When Oliver died we didn’t just lose a baby. We lost his first day of kindergarten. His first tooth. We lost his high school, college (and maybe more) graduations. We lost the family he might have someday had and the adult he would become. And for a few months, sitting in the dark in my bedroom, I mourned all of it. Not just the diapers I wouldn’t change and the milk that piled up in the freezer, but his entire future.

 

This morning I read a blogpost about the book “I Love You Forever” by Robert Munch. The article described how the book was written for his stillborn children and it suddenly made sense.
 
 

 

In the past, reading it, I always thought it was creepy that the mother broke into her adult son’s home. I’m fairly certain that is restraining order territory for most adults. I always thought it was written for children, just like his other books, which take things to an area of hyperbole that doesn’t make sense for adults.

 

Now I read that book as a loss parent, and I see it in a whole new way.

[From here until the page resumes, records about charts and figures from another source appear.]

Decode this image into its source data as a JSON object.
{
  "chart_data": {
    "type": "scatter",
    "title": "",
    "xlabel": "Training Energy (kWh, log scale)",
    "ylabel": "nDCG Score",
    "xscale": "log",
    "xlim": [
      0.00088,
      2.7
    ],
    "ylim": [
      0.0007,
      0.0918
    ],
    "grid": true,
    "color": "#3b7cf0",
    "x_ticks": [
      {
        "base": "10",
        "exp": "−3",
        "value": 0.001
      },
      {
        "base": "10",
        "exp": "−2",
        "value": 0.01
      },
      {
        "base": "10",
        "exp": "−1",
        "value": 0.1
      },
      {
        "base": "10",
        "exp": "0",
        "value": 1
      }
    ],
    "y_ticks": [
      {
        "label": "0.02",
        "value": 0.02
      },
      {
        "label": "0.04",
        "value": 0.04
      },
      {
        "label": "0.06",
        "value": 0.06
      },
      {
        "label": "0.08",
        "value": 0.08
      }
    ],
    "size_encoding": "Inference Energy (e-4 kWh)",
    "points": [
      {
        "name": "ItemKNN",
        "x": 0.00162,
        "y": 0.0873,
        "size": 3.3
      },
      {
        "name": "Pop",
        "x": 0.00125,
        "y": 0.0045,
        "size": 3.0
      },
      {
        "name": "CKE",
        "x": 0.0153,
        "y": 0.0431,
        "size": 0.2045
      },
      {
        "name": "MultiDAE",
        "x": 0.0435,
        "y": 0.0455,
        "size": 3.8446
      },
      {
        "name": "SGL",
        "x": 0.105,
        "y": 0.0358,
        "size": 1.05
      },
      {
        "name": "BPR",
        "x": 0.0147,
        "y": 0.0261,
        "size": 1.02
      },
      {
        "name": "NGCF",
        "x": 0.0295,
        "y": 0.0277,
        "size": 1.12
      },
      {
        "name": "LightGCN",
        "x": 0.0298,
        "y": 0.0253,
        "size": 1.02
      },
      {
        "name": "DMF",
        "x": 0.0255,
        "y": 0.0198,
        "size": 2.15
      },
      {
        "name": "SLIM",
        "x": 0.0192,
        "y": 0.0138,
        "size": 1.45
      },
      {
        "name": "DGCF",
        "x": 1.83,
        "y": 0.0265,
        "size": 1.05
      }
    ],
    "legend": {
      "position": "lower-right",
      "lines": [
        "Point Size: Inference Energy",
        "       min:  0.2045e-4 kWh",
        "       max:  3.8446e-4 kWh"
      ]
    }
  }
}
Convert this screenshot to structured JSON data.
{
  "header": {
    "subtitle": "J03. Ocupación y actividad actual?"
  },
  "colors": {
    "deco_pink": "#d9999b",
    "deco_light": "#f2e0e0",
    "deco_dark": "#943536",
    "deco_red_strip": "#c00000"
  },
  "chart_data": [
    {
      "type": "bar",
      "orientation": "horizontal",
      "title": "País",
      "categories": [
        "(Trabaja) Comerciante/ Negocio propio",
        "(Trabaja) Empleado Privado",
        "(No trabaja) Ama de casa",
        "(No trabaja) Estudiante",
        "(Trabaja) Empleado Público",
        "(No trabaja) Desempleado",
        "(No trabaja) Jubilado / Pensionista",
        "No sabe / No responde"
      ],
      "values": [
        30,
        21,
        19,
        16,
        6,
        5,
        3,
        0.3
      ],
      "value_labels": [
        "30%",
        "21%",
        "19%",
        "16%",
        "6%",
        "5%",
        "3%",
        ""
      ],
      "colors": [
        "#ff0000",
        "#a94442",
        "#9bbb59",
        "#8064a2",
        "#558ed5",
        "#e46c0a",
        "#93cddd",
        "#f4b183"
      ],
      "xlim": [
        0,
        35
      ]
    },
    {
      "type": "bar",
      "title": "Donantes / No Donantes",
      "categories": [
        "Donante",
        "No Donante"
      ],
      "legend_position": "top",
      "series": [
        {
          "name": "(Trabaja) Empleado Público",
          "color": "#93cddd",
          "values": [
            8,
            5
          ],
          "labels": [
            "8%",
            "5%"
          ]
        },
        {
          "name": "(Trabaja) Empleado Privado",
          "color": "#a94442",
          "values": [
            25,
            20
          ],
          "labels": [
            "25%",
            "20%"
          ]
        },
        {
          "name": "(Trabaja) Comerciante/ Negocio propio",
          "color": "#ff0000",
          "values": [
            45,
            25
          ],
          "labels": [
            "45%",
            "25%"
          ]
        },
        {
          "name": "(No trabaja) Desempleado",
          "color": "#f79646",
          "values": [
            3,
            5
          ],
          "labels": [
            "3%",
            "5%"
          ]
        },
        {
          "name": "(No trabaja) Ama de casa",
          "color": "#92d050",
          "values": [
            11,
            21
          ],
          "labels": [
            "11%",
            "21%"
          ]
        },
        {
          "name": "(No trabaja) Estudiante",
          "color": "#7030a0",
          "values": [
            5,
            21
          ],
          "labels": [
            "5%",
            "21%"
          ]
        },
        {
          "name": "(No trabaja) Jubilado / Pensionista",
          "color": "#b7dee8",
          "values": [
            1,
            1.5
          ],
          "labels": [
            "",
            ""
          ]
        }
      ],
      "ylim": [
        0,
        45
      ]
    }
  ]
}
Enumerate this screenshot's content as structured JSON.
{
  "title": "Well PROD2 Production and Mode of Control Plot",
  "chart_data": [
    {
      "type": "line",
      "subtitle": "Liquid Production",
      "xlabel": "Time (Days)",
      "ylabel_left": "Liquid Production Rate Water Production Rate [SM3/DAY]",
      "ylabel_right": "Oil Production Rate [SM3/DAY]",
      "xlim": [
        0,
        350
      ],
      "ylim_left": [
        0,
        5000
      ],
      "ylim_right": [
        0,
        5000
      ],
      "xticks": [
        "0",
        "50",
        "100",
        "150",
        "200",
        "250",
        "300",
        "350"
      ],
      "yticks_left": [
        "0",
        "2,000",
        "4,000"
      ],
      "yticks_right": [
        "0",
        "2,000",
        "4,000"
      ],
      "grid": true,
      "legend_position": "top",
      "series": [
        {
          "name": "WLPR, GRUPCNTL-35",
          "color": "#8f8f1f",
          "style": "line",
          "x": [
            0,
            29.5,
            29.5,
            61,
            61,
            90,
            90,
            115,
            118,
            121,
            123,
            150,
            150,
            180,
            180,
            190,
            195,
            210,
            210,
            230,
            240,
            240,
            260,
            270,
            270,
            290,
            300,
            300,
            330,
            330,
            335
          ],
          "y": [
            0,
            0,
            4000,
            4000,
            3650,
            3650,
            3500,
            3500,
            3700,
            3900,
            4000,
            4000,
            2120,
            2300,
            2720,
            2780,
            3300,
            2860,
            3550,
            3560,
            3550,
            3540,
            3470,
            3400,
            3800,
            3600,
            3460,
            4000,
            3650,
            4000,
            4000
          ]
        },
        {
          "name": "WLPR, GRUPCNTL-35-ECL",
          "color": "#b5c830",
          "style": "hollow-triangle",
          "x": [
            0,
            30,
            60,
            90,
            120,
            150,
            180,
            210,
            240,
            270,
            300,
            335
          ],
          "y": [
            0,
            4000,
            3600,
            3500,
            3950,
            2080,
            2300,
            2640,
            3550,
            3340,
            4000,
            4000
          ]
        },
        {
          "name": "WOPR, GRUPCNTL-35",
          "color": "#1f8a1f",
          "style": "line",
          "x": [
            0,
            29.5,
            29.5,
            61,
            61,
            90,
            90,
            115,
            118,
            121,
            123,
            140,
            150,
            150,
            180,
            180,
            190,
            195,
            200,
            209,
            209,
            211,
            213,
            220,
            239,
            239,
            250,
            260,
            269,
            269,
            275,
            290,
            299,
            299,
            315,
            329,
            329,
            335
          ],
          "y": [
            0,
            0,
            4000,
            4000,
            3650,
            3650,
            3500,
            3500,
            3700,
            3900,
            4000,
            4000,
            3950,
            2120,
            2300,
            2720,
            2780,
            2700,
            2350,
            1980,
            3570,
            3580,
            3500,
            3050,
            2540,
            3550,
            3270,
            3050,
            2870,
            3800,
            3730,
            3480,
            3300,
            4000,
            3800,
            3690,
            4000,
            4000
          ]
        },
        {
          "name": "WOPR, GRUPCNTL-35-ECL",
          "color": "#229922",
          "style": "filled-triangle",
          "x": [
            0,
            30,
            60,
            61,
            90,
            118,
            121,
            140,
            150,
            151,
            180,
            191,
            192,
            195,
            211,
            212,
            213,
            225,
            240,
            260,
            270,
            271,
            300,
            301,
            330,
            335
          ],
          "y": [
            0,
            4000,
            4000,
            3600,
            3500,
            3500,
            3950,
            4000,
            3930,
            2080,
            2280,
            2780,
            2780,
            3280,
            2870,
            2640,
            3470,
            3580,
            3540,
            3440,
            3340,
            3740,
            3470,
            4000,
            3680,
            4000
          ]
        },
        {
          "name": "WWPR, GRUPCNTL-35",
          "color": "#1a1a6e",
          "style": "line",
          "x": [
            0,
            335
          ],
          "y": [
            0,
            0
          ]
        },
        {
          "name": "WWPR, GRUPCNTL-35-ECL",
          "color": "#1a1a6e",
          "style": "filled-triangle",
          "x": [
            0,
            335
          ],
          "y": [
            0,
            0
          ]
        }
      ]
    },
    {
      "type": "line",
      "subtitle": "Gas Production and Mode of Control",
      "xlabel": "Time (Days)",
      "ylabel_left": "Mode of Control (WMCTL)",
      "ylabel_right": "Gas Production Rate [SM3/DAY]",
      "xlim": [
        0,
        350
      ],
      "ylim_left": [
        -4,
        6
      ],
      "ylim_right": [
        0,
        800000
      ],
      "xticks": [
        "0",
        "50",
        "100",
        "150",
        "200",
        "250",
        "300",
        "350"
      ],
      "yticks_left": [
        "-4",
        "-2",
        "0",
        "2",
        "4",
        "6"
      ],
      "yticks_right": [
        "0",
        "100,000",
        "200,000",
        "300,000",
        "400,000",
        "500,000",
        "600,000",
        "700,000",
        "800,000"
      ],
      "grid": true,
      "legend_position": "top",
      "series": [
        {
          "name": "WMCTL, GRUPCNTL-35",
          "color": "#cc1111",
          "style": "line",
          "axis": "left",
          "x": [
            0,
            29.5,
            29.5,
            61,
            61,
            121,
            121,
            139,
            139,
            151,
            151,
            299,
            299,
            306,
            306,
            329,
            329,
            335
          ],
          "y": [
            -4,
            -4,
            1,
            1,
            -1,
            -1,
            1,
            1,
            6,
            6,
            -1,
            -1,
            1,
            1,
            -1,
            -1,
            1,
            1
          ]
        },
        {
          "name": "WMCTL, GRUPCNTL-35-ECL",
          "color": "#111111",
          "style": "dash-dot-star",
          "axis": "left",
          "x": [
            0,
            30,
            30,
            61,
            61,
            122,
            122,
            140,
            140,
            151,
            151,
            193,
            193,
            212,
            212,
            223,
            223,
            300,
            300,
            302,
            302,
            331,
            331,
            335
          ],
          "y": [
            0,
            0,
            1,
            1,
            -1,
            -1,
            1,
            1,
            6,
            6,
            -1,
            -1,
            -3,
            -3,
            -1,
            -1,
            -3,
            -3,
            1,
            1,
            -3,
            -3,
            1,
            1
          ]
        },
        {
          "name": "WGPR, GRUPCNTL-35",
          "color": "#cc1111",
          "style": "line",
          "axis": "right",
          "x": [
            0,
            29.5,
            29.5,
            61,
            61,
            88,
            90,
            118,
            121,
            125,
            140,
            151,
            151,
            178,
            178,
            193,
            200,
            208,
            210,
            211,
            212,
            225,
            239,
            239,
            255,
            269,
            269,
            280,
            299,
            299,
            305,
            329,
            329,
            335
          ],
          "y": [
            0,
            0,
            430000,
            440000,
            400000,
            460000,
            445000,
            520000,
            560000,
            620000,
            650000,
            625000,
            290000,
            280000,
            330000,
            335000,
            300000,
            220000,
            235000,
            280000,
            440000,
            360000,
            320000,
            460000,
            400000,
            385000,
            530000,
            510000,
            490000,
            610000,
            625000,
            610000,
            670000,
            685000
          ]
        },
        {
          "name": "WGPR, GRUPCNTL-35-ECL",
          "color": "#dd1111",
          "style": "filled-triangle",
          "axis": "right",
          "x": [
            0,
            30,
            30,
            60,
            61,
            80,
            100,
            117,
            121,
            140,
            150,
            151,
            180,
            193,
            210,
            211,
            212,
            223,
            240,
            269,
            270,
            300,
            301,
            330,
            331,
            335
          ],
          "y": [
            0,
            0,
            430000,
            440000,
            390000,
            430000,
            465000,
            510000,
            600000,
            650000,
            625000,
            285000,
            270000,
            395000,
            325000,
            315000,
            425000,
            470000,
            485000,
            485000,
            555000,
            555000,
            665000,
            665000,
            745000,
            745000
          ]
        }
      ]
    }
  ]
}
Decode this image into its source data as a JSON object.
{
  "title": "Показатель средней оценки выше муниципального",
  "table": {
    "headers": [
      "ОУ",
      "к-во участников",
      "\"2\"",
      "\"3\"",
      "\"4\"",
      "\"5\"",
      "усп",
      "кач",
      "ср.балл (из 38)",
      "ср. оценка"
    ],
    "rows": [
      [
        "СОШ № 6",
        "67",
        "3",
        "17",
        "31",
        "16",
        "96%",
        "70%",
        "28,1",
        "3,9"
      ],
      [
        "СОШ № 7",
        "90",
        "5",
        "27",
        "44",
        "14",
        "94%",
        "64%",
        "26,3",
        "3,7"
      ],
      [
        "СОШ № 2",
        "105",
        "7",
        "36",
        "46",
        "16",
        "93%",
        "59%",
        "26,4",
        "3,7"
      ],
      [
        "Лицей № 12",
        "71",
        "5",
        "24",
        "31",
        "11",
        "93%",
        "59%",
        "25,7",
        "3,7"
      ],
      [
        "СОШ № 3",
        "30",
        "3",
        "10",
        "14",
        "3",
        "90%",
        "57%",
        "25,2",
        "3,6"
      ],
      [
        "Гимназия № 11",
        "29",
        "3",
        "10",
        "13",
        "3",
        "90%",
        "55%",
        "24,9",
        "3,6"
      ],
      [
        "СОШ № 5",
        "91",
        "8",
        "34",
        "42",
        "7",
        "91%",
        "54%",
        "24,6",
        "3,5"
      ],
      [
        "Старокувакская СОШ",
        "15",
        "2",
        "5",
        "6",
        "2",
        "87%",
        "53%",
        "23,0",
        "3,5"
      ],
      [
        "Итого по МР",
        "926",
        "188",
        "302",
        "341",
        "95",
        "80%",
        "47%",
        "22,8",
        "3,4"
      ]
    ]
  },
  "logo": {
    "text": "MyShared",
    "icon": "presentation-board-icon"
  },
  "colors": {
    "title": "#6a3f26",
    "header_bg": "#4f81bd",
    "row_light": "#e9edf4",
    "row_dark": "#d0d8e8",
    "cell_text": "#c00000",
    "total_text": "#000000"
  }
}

The mother rocking a baby who she can’t hold. Who won’t ever try to flush a watch, or be a teenager, or have a family. Her rocking him like a baby makes perfect sense, because that is all he will ever be.

 

I love that for most families, that isn’t the message of the book at all. Most parents I think just respond to the poem.

 
“I’ll love you forever,
I’ll like you for always,
as long as I’m living
my baby you’ll be.”

 

It isn’t exclusive to babies who are lost. Any parent can identify with this love, and this feeling. I’m grateful today for this book, because it articulates something so hard to explain.

 
Dear Oliver:
“I’ll love you forever,
I’ll like you for always,
as long as I’m living
my baby you’ll be.”
Love Mama

1 comment:

  1. Whoa, that makes so much more sense. I always read it with the creepy-restrainer-order perspective... it's good to know what it's actually about.